Defence Signals Directorate (DSD)

Monitoring Activities

128. I continued to monitor the way in which the Defence Signals Directorate adheres to the rules relating to signals intelligence and Australian persons and companies. I did this by conducting spot checks at DSD headquarters in Canberra.

129. The rules are designed chiefly to protect the privacy of ordinary Australian citizens, and from what I saw during the year they do this admirably.

130. DSD has an extremely effective system for ensuring that breaches of the rules are kept to an absolute minimum and are promptly corrected when they occur. During the previous year, there were 28 breaches, a figure which I described in my 1992-93 report as infinitesimally small. This year there were 12 breaches or .01 of one percent of all of DSD’s published reports.

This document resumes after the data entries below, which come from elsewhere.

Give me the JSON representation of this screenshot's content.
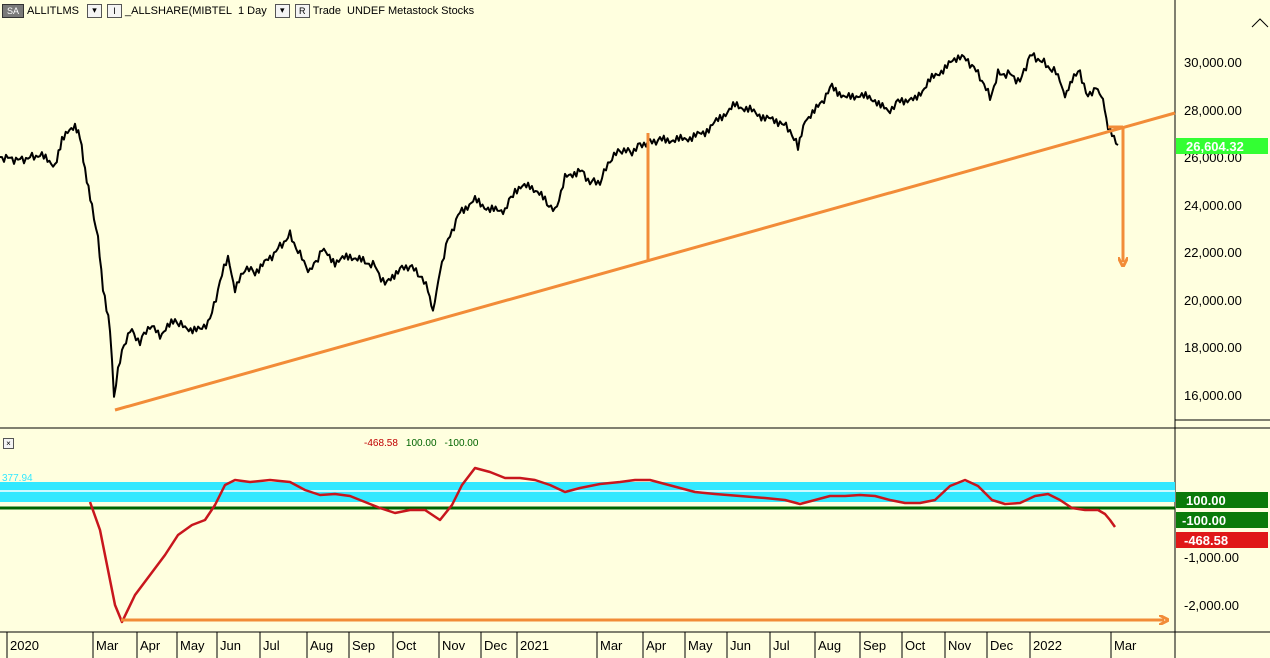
{
  "header": {
    "source_menu": "SA",
    "symbol": "ALLITLMS",
    "indicator_menu": "I",
    "comparison_symbol": "_ALLSHARE(MIBTEL",
    "interval": "1 Day",
    "mode_menu": "R",
    "mode_label": "Trade",
    "tags": "UNDEF Metastock Stocks"
  },
  "price_panel": {
    "y_ticks": [
      "30,000.00",
      "28,000.00",
      "26,000.00",
      "24,000.00",
      "22,000.00",
      "20,000.00",
      "18,000.00",
      "16,000.00"
    ],
    "last_value": "26,604.32",
    "last_value_color": "#33ff33",
    "line_color": "#000000",
    "trendline_color": "#f28c38"
  },
  "indicator_panel": {
    "header_values": [
      "-468.58",
      "100.00",
      "-100.00"
    ],
    "header_value_colors": [
      "#c00000",
      "#006400",
      "#006400"
    ],
    "left_label": "377.94",
    "y_ticks": [
      "-1,000.00",
      "-2,000.00"
    ],
    "badges": [
      {
        "text": "100.00",
        "bg": "#0a7a0a",
        "fg": "#ffffff"
      },
      {
        "text": "-100.00",
        "bg": "#0a7a0a",
        "fg": "#ffffff"
      },
      {
        "text": "-468.58",
        "bg": "#e01818",
        "fg": "#ffffff"
      }
    ],
    "band_color": "#33e8ff",
    "zero_line_color": "#006400",
    "series_color": "#c8161d"
  },
  "x_axis": {
    "labels": [
      "2020",
      "Mar",
      "Apr",
      "May",
      "Jun",
      "Jul",
      "Aug",
      "Sep",
      "Oct",
      "Nov",
      "Dec",
      "2021",
      "Mar",
      "Apr",
      "May",
      "Jun",
      "Jul",
      "Aug",
      "Sep",
      "Oct",
      "Nov",
      "Dec",
      "2022",
      "Mar"
    ]
  }
}
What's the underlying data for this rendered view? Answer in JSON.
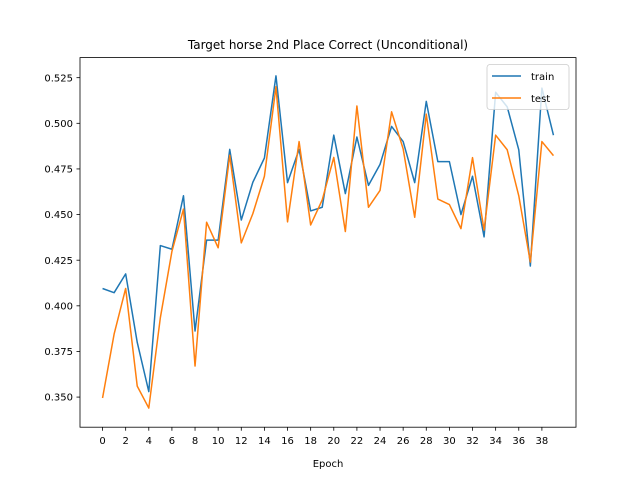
{
  "chart_data": {
    "type": "line",
    "title": "Target horse 2nd Place Correct (Unconditional)",
    "xlabel": "Epoch",
    "ylabel": "",
    "xlim": [
      -1.95,
      40.95
    ],
    "ylim": [
      0.3335,
      0.536
    ],
    "xticks": [
      0,
      2,
      4,
      6,
      8,
      10,
      12,
      14,
      16,
      18,
      20,
      22,
      24,
      26,
      28,
      30,
      32,
      34,
      36,
      38
    ],
    "yticks": [
      0.35,
      0.375,
      0.4,
      0.425,
      0.45,
      0.475,
      0.5,
      0.525
    ],
    "ytick_labels": [
      "0.350",
      "0.375",
      "0.400",
      "0.425",
      "0.450",
      "0.475",
      "0.500",
      "0.525"
    ],
    "legend_position": "top-right",
    "grid": false,
    "x": [
      0,
      1,
      2,
      3,
      4,
      5,
      6,
      7,
      8,
      9,
      10,
      11,
      12,
      13,
      14,
      15,
      16,
      17,
      18,
      19,
      20,
      21,
      22,
      23,
      24,
      25,
      26,
      27,
      28,
      29,
      30,
      31,
      32,
      33,
      34,
      35,
      36,
      37,
      38,
      39
    ],
    "series": [
      {
        "name": "train",
        "color": "#1f77b4",
        "values": [
          0.4095,
          0.4072,
          0.4175,
          0.38,
          0.353,
          0.433,
          0.431,
          0.4603,
          0.3862,
          0.436,
          0.436,
          0.4857,
          0.447,
          0.4677,
          0.481,
          0.526,
          0.4675,
          0.4857,
          0.452,
          0.454,
          0.4935,
          0.4615,
          0.4925,
          0.466,
          0.4775,
          0.4983,
          0.49,
          0.4675,
          0.512,
          0.479,
          0.479,
          0.45,
          0.471,
          0.4378,
          0.517,
          0.509,
          0.4855,
          0.4218,
          0.5193,
          0.4935
        ]
      },
      {
        "name": "test",
        "color": "#ff7f0e",
        "values": [
          0.3495,
          0.3845,
          0.4095,
          0.356,
          0.344,
          0.3935,
          0.4298,
          0.453,
          0.367,
          0.4458,
          0.4318,
          0.4825,
          0.4345,
          0.4505,
          0.471,
          0.52,
          0.446,
          0.49,
          0.4443,
          0.458,
          0.4813,
          0.4407,
          0.5095,
          0.454,
          0.4632,
          0.5063,
          0.486,
          0.4485,
          0.505,
          0.4585,
          0.4555,
          0.4423,
          0.4812,
          0.4415,
          0.4935,
          0.4855,
          0.4603,
          0.424,
          0.49,
          0.4823
        ]
      }
    ]
  }
}
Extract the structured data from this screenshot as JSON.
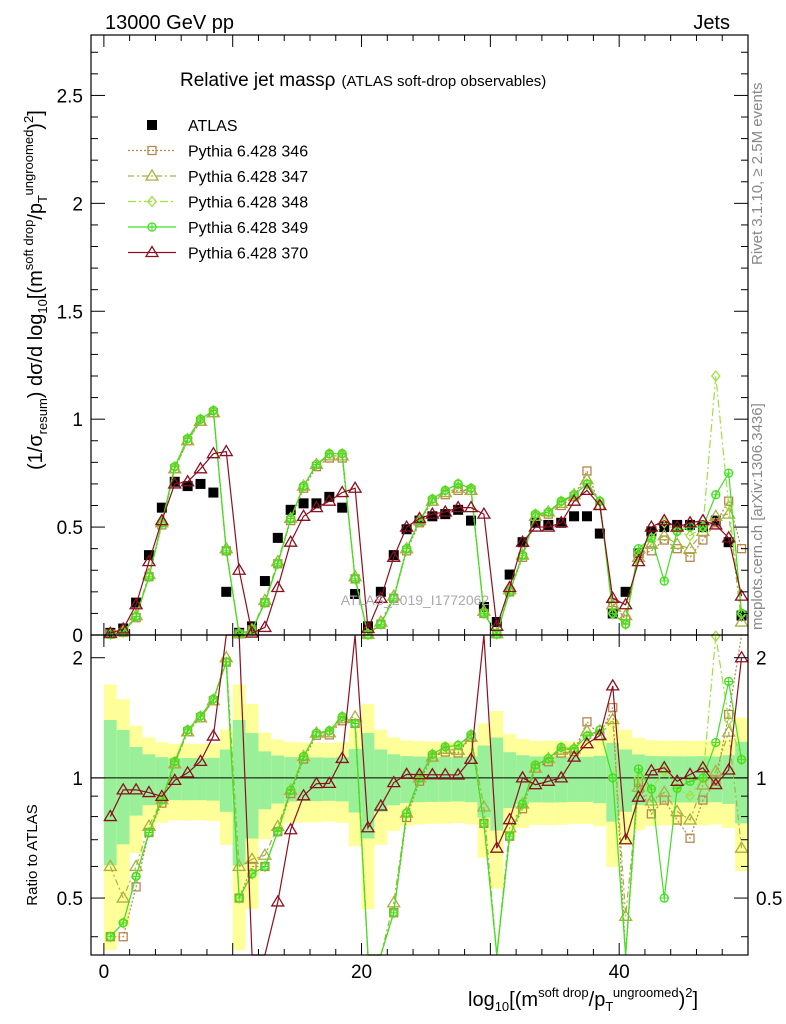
{
  "header": {
    "left": "13000 GeV pp",
    "right": "Jets"
  },
  "side_labels": {
    "rivet": "Rivet 3.1.10, ≥ 2.5M events",
    "mcplots": "mcplots.cern.ch [arXiv:1306.3436]"
  },
  "watermark": "ATLAS_2019_I1772062",
  "colors": {
    "ATLAS": "#000000",
    "Pythia 6.428 346": "#b8864b",
    "Pythia 6.428 347": "#a8b040",
    "Pythia 6.428 348": "#a0e040",
    "Pythia 6.428 349": "#40e020",
    "Pythia 6.428 370": "#8b1020",
    "band_yellow": "#ffff99",
    "band_green": "#99f099"
  },
  "chart_data": {
    "type": "line",
    "title_main": "Relative jet massρ",
    "title_sub": "(ATLAS soft-drop observables)",
    "ylabel": "(1/σ_resum) dσ/d log10[(m^soft drop/p_T^ungroomed)^2]",
    "xlabel": "log10[(m^soft drop/p_T^ungroomed)^2]",
    "ratio_ylabel": "Ratio to ATLAS",
    "xlim": [
      -1,
      50
    ],
    "ylim": [
      0,
      2.78
    ],
    "ratio_ylim": [
      0.36,
      2.28
    ],
    "x_ticks": [
      "0",
      "20",
      "40"
    ],
    "y_ticks": [
      "0",
      "0.5",
      "1",
      "1.5",
      "2",
      "2.5"
    ],
    "ratio_ticks": [
      "0.5",
      "1",
      "2"
    ],
    "legend": [
      "ATLAS",
      "Pythia 6.428 346",
      "Pythia 6.428 347",
      "Pythia 6.428 348",
      "Pythia 6.428 349",
      "Pythia 6.428 370"
    ],
    "x": [
      0.5,
      1.5,
      2.5,
      3.5,
      4.5,
      5.5,
      6.5,
      7.5,
      8.5,
      9.5,
      10.5,
      11.5,
      12.5,
      13.5,
      14.5,
      15.5,
      16.5,
      17.5,
      18.5,
      19.5,
      20.5,
      21.5,
      22.5,
      23.5,
      24.5,
      25.5,
      26.5,
      27.5,
      28.5,
      29.5,
      30.5,
      31.5,
      32.5,
      33.5,
      34.5,
      35.5,
      36.5,
      37.5,
      38.5,
      39.5,
      40.5,
      41.5,
      42.5,
      43.5,
      44.5,
      45.5,
      46.5,
      47.5,
      48.5,
      49.5
    ],
    "series": [
      {
        "name": "ATLAS",
        "marker": "square",
        "values": [
          0.01,
          0.03,
          0.15,
          0.37,
          0.59,
          0.71,
          0.69,
          0.7,
          0.66,
          0.2,
          0.01,
          0.04,
          0.25,
          0.45,
          0.58,
          0.61,
          0.61,
          0.64,
          0.59,
          0.19,
          0.04,
          0.2,
          0.37,
          0.49,
          0.53,
          0.55,
          0.56,
          0.58,
          0.53,
          0.13,
          0.06,
          0.28,
          0.43,
          0.52,
          0.51,
          0.52,
          0.55,
          0.55,
          0.47,
          0.1,
          0.2,
          0.38,
          0.48,
          0.5,
          0.51,
          0.51,
          0.5,
          0.53,
          0.43,
          0.09
        ]
      },
      {
        "name": "Pythia 6.428 346",
        "marker": "square-open",
        "values": [
          0.004,
          0.012,
          0.08,
          0.27,
          0.51,
          0.77,
          0.9,
          0.99,
          1.03,
          0.39,
          0.005,
          0.024,
          0.15,
          0.33,
          0.53,
          0.68,
          0.78,
          0.82,
          0.82,
          0.26,
          0.002,
          0.05,
          0.17,
          0.39,
          0.52,
          0.62,
          0.65,
          0.67,
          0.67,
          0.1,
          0.005,
          0.2,
          0.36,
          0.55,
          0.56,
          0.6,
          0.64,
          0.76,
          0.6,
          0.15,
          0.07,
          0.37,
          0.39,
          0.44,
          0.4,
          0.36,
          0.44,
          0.52,
          0.62,
          0.4
        ]
      },
      {
        "name": "Pythia 6.428 347",
        "marker": "triangle-open",
        "values": [
          0.006,
          0.015,
          0.09,
          0.28,
          0.52,
          0.77,
          0.9,
          0.99,
          1.03,
          0.4,
          0.006,
          0.025,
          0.16,
          0.34,
          0.54,
          0.69,
          0.79,
          0.83,
          0.83,
          0.27,
          0.003,
          0.06,
          0.18,
          0.4,
          0.53,
          0.62,
          0.66,
          0.68,
          0.67,
          0.11,
          0.006,
          0.21,
          0.37,
          0.55,
          0.57,
          0.61,
          0.65,
          0.72,
          0.6,
          0.14,
          0.09,
          0.36,
          0.42,
          0.46,
          0.42,
          0.4,
          0.48,
          0.55,
          0.56,
          0.06
        ]
      },
      {
        "name": "Pythia 6.428 348",
        "marker": "diamond-open",
        "values": [
          0.004,
          0.013,
          0.085,
          0.27,
          0.52,
          0.78,
          0.91,
          1.0,
          1.04,
          0.39,
          0.005,
          0.023,
          0.15,
          0.33,
          0.54,
          0.69,
          0.79,
          0.84,
          0.84,
          0.26,
          0.002,
          0.05,
          0.17,
          0.4,
          0.53,
          0.63,
          0.67,
          0.7,
          0.68,
          0.1,
          0.005,
          0.2,
          0.37,
          0.56,
          0.57,
          0.62,
          0.65,
          0.7,
          0.62,
          0.1,
          0.05,
          0.38,
          0.45,
          0.52,
          0.48,
          0.46,
          0.5,
          1.2,
          0.6,
          0.1
        ]
      },
      {
        "name": "Pythia 6.428 349",
        "marker": "circle-cross",
        "values": [
          0.004,
          0.013,
          0.085,
          0.27,
          0.52,
          0.78,
          0.91,
          1.0,
          1.04,
          0.39,
          0.005,
          0.023,
          0.15,
          0.33,
          0.54,
          0.69,
          0.79,
          0.84,
          0.84,
          0.26,
          0.002,
          0.05,
          0.17,
          0.4,
          0.53,
          0.63,
          0.67,
          0.7,
          0.68,
          0.1,
          0.005,
          0.2,
          0.37,
          0.56,
          0.57,
          0.62,
          0.65,
          0.7,
          0.62,
          0.1,
          0.05,
          0.4,
          0.45,
          0.25,
          0.48,
          0.5,
          0.5,
          0.65,
          0.75,
          0.1
        ]
      },
      {
        "name": "Pythia 6.428 370",
        "marker": "triangle-open",
        "values": [
          0.008,
          0.028,
          0.14,
          0.34,
          0.53,
          0.7,
          0.71,
          0.77,
          0.84,
          0.85,
          0.3,
          0.009,
          0.035,
          0.22,
          0.43,
          0.55,
          0.59,
          0.62,
          0.66,
          0.68,
          0.03,
          0.17,
          0.36,
          0.5,
          0.54,
          0.56,
          0.57,
          0.59,
          0.59,
          0.56,
          0.04,
          0.22,
          0.43,
          0.5,
          0.5,
          0.52,
          0.62,
          0.67,
          0.6,
          0.17,
          0.14,
          0.34,
          0.5,
          0.53,
          0.5,
          0.52,
          0.53,
          0.51,
          0.45,
          0.18
        ]
      }
    ]
  }
}
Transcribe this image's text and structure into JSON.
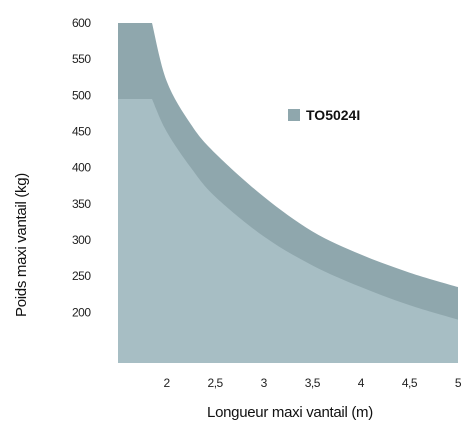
{
  "chart_data": {
    "type": "area",
    "xlabel": "Longueur maxi vantail (m)",
    "ylabel": "Poids maxi vantail (kg)",
    "x_ticks": [
      {
        "value": 2,
        "label": "2"
      },
      {
        "value": 2.5,
        "label": "2,5"
      },
      {
        "value": 3,
        "label": "3"
      },
      {
        "value": 3.5,
        "label": "3,5"
      },
      {
        "value": 4,
        "label": "4"
      },
      {
        "value": 4.5,
        "label": "4,5"
      },
      {
        "value": 5,
        "label": "5"
      }
    ],
    "y_ticks": [
      {
        "value": 200,
        "label": "200"
      },
      {
        "value": 250,
        "label": "250"
      },
      {
        "value": 300,
        "label": "300"
      },
      {
        "value": 350,
        "label": "350"
      },
      {
        "value": 400,
        "label": "400"
      },
      {
        "value": 450,
        "label": "450"
      },
      {
        "value": 500,
        "label": "500"
      },
      {
        "value": 550,
        "label": "550"
      },
      {
        "value": 600,
        "label": "600"
      }
    ],
    "xlim": [
      1.5,
      5
    ],
    "ylim": [
      130,
      600
    ],
    "series": [
      {
        "name": "TO5024I",
        "color": "#8fa7ad",
        "x": [
          1.5,
          1.85,
          2.0,
          2.25,
          2.5,
          3.0,
          3.5,
          4.0,
          4.5,
          5.0
        ],
        "values": [
          600,
          600,
          520,
          460,
          420,
          360,
          312,
          280,
          255,
          235
        ]
      },
      {
        "name": "",
        "color": "#a7bec4",
        "x": [
          1.5,
          1.85,
          2.0,
          2.25,
          2.5,
          3.0,
          3.5,
          4.0,
          4.5,
          5.0
        ],
        "values": [
          495,
          495,
          450,
          400,
          360,
          305,
          265,
          235,
          210,
          190
        ]
      }
    ],
    "legend": {
      "label": "TO5024I",
      "position": "top-right",
      "color": "#8fa7ad"
    }
  }
}
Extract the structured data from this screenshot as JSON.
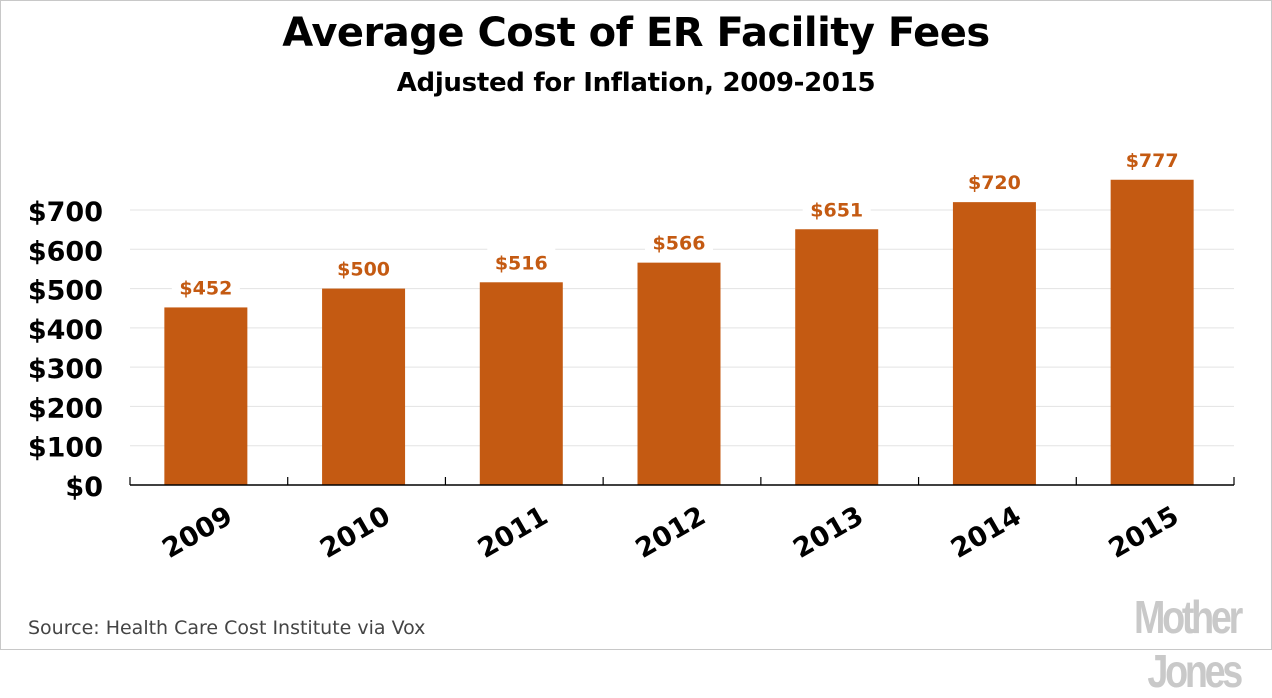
{
  "chart_data": {
    "type": "bar",
    "title": "Average Cost of ER Facility Fees",
    "subtitle": "Adjusted for Inflation, 2009-2015",
    "categories": [
      "2009",
      "2010",
      "2011",
      "2012",
      "2013",
      "2014",
      "2015"
    ],
    "values": [
      452,
      500,
      516,
      566,
      651,
      720,
      777
    ],
    "data_labels": [
      "$452",
      "$500",
      "$516",
      "$566",
      "$651",
      "$720",
      "$777"
    ],
    "xlabel": "",
    "ylabel": "",
    "ylim": [
      0,
      800
    ],
    "yticks": [
      0,
      100,
      200,
      300,
      400,
      500,
      600,
      700
    ],
    "ytick_labels": [
      "$0",
      "$100",
      "$200",
      "$300",
      "$400",
      "$500",
      "$600",
      "$700"
    ],
    "grid": true,
    "legend": "none",
    "bar_color": "#c45a12",
    "label_color": "#c45a12",
    "grid_color": "#e3e3e3"
  },
  "footer": {
    "source": "Source: Health Care Cost Institute via Vox",
    "logo": "Mother Jones"
  }
}
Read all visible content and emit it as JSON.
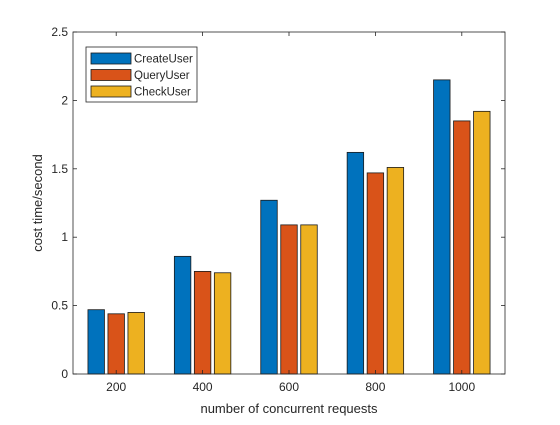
{
  "chart_data": {
    "type": "bar",
    "categories": [
      "200",
      "400",
      "600",
      "800",
      "1000"
    ],
    "series": [
      {
        "name": "CreateUser",
        "color": "#0072BD",
        "values": [
          0.47,
          0.86,
          1.27,
          1.62,
          2.15
        ]
      },
      {
        "name": "QueryUser",
        "color": "#D95319",
        "values": [
          0.44,
          0.75,
          1.09,
          1.47,
          1.85
        ]
      },
      {
        "name": "CheckUser",
        "color": "#EDB120",
        "values": [
          0.45,
          0.74,
          1.09,
          1.51,
          1.92
        ]
      }
    ],
    "xlabel": "number of concurrent requests",
    "ylabel": "cost time/second",
    "ylim": [
      0,
      2.5
    ],
    "yticks": [
      "0",
      "0.5",
      "1",
      "1.5",
      "2",
      "2.5"
    ],
    "grid": false,
    "legend_position": "top-left"
  }
}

Many of these were technical breaches: some involved the naming of large publicly known organisations and all were corrected quickly.

Complaints against DSD

131. I reported last year that 1 had received two complaints against DSD. Both are still under examination.

Did DSD discriminate against an applicant for a job?

132. My inquiry continues into this complaint from an unsuccessful applicant for a position in DSD that she had suffered discrimination on the basis of gender and marital status, and an invasion of her privacy, during a selection interview conducted on behalf of the Directorate by the Australian Army Psychology Corps.

Did DSD infringe the human rights of an employee by discriminating against her on the basis of her sexual preference?

133. In my last annual report I noted that I was investigating a complaint from an employee of DSD. The basis of the complaint, which was referred to me by the Human Rights and Equal Opportunity Commission, was whether it was discriminatory for DSD to pay different transfer benefits to officers in homosexual relationships than are paid to officers in heterosexual relationships.

134. This case has progressed slowly, in part because of the chronic shortage of resources that has plagued my Office and, more recently, because of the pressures of the Commission of Inquiry into ASIS. Also, at one stage, I was obliged to discontinue my inquiry following legal advice which indicated that I lacked jurisdiction. That advice has since been reversed.